Observing Results and Managing Governance
Governance is critical for effective identification and implementation of cost optimization recommendations. The model consists of several components including:
- Microsoft Azure Advisor recommendations and automation.
- Tailored cost insights.
- Improved Microsoft Azure budget management.
Implementing a governance solution has enabled Microsoft to realize significant savings by making simple changes to how they use Microsoft Azure resources across the board.
As Microsoft continues its journey, it’s focused on refining its efforts and uncovering new opportunities for increased cost optimization in Microsoft Azure. Embracing modern engineering practices, using data to drive results, and using proactive cost-management are critical aspects of efficient cloud utilization.

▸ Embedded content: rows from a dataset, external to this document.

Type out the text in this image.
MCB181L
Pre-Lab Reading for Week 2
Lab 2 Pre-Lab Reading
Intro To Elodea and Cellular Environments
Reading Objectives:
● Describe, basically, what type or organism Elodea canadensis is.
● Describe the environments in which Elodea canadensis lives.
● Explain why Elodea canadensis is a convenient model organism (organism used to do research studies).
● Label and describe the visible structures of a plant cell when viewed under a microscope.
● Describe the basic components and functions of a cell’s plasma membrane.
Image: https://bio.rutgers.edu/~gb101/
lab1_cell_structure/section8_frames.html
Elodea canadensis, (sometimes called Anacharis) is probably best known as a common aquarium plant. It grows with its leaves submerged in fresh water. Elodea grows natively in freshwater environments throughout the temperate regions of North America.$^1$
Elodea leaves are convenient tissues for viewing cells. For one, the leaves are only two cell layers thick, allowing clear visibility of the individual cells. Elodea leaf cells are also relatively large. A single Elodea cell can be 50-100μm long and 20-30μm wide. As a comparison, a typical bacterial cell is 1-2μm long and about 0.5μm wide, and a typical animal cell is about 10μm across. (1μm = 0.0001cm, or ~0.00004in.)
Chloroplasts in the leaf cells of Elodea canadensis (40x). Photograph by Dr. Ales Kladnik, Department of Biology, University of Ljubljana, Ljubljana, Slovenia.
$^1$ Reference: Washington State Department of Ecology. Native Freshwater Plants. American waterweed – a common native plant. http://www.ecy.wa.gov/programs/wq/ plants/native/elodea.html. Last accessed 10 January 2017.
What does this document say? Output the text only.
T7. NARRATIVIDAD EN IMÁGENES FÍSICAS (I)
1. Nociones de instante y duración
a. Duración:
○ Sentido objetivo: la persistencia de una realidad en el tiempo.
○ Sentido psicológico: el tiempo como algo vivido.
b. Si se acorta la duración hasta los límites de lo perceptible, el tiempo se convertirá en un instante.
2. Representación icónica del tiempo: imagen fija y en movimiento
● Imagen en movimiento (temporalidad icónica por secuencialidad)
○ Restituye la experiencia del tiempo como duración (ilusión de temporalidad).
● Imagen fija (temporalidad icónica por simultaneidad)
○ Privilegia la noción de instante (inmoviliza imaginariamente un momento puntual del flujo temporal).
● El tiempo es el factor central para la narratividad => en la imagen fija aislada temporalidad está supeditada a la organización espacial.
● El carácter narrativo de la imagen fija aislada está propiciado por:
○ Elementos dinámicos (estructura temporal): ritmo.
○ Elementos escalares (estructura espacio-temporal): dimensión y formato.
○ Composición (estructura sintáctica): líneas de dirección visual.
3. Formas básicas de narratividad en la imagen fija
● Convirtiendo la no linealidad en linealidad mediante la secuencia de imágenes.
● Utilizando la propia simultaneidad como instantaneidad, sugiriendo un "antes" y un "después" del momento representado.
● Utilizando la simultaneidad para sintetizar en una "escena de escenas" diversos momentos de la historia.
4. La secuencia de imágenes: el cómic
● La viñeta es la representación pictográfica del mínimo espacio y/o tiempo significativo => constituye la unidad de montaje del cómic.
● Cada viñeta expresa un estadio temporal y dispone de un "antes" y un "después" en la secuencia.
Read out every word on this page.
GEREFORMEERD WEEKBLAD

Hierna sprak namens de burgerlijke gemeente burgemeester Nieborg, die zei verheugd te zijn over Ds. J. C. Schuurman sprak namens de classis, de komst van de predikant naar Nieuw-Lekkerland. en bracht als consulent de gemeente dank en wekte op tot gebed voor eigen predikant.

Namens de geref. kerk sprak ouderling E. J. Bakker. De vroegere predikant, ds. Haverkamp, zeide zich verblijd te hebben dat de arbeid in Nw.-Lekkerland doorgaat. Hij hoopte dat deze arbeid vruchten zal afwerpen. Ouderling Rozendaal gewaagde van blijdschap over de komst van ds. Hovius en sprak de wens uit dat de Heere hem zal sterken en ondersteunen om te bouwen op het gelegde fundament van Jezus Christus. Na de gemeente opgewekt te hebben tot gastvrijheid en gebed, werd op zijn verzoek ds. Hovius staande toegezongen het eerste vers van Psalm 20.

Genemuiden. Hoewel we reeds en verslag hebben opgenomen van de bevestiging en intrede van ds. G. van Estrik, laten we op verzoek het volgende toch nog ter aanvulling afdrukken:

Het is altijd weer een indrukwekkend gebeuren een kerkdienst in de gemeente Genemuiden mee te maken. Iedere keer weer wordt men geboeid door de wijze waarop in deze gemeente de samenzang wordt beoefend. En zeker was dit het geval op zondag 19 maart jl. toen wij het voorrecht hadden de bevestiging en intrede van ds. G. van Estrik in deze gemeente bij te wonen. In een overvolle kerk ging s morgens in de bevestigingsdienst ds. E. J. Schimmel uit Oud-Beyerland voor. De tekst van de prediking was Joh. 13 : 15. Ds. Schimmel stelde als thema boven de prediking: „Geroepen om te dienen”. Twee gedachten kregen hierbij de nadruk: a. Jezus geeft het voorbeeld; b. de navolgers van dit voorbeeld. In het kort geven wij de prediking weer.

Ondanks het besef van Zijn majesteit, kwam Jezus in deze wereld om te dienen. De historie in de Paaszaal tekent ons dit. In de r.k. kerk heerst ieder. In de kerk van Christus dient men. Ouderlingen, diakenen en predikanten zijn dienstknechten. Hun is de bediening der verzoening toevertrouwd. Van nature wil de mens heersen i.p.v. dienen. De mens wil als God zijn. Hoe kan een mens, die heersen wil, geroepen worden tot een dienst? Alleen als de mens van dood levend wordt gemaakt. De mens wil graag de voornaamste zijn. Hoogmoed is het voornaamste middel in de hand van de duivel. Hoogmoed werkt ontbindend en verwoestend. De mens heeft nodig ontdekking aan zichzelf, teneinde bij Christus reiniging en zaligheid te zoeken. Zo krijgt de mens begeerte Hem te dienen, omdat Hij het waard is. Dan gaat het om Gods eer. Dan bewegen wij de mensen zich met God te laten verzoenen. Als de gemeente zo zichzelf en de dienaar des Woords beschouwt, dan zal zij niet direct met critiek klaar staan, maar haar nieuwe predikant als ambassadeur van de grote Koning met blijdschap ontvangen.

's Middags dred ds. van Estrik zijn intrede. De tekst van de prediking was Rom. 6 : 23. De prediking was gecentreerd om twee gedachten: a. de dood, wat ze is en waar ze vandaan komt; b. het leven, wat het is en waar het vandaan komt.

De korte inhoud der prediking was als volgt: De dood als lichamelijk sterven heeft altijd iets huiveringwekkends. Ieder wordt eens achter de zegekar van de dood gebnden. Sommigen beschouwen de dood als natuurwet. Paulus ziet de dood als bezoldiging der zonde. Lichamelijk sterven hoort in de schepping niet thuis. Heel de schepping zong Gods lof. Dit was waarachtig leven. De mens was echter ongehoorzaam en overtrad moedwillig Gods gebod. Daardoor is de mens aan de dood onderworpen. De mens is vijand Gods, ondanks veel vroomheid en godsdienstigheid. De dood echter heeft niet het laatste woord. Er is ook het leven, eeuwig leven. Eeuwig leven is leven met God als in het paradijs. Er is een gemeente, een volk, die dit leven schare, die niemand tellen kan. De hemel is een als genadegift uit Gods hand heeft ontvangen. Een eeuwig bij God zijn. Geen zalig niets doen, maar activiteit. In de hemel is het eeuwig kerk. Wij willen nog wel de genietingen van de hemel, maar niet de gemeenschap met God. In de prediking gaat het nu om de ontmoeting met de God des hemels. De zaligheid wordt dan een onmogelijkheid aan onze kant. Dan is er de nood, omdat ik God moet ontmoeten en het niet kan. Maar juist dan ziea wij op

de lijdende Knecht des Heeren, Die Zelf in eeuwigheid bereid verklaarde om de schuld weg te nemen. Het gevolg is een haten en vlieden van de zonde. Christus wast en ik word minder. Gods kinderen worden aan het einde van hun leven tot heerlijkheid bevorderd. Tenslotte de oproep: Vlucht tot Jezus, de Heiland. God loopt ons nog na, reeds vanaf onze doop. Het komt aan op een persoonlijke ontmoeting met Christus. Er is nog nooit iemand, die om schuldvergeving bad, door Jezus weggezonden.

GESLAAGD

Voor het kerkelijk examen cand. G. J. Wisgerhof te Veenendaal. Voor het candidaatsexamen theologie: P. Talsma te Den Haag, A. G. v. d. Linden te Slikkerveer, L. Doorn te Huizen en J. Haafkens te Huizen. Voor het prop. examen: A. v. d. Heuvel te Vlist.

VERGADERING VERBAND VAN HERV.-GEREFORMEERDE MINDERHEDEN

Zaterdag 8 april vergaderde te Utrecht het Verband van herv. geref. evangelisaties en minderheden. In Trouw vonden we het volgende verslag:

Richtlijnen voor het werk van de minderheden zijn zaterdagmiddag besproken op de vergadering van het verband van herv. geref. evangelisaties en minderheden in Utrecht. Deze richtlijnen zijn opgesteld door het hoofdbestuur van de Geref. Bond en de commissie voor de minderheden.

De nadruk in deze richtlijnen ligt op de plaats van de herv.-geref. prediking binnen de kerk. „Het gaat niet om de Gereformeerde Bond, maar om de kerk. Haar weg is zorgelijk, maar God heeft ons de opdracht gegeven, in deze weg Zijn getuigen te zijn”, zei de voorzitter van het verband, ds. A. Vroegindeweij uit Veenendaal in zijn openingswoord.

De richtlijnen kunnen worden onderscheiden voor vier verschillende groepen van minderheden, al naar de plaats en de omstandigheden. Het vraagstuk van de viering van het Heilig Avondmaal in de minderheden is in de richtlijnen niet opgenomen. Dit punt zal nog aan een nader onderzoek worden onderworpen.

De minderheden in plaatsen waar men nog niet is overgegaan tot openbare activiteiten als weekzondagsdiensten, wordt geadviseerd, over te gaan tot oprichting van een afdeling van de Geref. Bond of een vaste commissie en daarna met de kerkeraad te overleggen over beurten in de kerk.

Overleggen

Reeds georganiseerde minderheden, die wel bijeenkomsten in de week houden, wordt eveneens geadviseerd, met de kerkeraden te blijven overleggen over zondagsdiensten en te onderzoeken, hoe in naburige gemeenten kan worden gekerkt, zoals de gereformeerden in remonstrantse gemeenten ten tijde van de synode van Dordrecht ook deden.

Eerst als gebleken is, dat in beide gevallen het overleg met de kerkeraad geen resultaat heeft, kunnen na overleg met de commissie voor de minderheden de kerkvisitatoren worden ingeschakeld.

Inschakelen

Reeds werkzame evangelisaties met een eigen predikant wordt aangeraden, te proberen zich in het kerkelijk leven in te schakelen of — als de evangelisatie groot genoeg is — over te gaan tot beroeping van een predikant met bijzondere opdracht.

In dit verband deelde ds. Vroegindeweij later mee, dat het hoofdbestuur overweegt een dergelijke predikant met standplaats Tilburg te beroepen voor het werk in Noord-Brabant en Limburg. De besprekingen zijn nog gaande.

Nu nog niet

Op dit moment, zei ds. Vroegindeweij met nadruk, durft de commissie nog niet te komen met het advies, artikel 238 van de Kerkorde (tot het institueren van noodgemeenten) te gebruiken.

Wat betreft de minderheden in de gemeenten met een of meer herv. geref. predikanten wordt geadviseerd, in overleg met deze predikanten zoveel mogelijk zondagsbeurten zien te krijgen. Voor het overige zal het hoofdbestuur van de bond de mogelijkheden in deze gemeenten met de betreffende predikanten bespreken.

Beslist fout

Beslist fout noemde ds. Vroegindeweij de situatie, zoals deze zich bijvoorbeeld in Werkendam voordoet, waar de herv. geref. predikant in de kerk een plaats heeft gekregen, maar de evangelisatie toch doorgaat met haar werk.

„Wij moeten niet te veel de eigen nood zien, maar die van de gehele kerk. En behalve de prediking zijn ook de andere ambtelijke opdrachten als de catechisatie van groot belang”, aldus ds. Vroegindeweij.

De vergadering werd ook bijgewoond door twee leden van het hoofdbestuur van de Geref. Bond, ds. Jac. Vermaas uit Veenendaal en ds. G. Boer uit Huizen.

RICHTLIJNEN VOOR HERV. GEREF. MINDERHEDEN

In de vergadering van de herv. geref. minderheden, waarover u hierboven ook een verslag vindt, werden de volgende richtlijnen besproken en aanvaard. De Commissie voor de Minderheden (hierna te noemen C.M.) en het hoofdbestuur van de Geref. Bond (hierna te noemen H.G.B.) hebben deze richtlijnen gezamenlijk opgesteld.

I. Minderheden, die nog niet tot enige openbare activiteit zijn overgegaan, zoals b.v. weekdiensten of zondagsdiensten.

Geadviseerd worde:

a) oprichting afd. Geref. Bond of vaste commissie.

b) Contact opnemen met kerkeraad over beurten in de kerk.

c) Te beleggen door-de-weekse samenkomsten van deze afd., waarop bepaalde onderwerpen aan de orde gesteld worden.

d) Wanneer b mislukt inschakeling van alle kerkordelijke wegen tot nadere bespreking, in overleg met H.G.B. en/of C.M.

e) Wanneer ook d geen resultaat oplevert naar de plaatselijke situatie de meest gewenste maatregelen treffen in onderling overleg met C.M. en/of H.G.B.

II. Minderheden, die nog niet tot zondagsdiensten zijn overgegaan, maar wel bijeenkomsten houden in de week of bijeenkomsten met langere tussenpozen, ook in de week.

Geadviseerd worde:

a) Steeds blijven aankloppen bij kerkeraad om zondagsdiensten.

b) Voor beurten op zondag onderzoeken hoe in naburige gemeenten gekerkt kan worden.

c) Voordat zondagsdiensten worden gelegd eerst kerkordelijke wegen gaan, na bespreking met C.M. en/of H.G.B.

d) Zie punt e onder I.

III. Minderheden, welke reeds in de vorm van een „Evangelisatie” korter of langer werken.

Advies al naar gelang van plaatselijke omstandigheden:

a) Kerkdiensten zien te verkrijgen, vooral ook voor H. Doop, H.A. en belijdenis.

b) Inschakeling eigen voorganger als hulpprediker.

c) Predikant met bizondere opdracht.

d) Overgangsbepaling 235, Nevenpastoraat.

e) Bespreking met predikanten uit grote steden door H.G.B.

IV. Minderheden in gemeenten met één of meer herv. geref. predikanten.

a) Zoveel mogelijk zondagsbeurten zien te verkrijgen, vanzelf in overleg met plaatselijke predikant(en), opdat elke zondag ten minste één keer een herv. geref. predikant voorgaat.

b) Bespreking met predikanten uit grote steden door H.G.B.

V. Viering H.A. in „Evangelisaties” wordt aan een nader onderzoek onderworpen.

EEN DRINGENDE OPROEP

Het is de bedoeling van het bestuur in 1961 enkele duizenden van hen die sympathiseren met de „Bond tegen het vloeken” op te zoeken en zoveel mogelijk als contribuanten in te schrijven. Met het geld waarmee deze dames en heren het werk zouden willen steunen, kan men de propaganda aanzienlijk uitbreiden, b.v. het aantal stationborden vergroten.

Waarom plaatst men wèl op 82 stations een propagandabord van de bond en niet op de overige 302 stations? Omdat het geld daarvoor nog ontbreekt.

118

“Our Microsoft Digital Azure footprint will continue to grow in the years ahead, and our cost-optimization and efficiency efforts will grow to ensure that we’re making the most of our Azure investment.” —Heather Pfluger, general manager, Infrastructure and Engineering Services, Microsoft Digital
Cloud optimization is an ongoing process. Adopting modern engineering practices, staying alert to new Azure services, and changes to existing functionality will help you recognize cost-optimization opportunities. Use data insights and proactive cost-management practices to implement changes quickly. Implement central governance with local accountability to identify gaps and improve cost-management methods.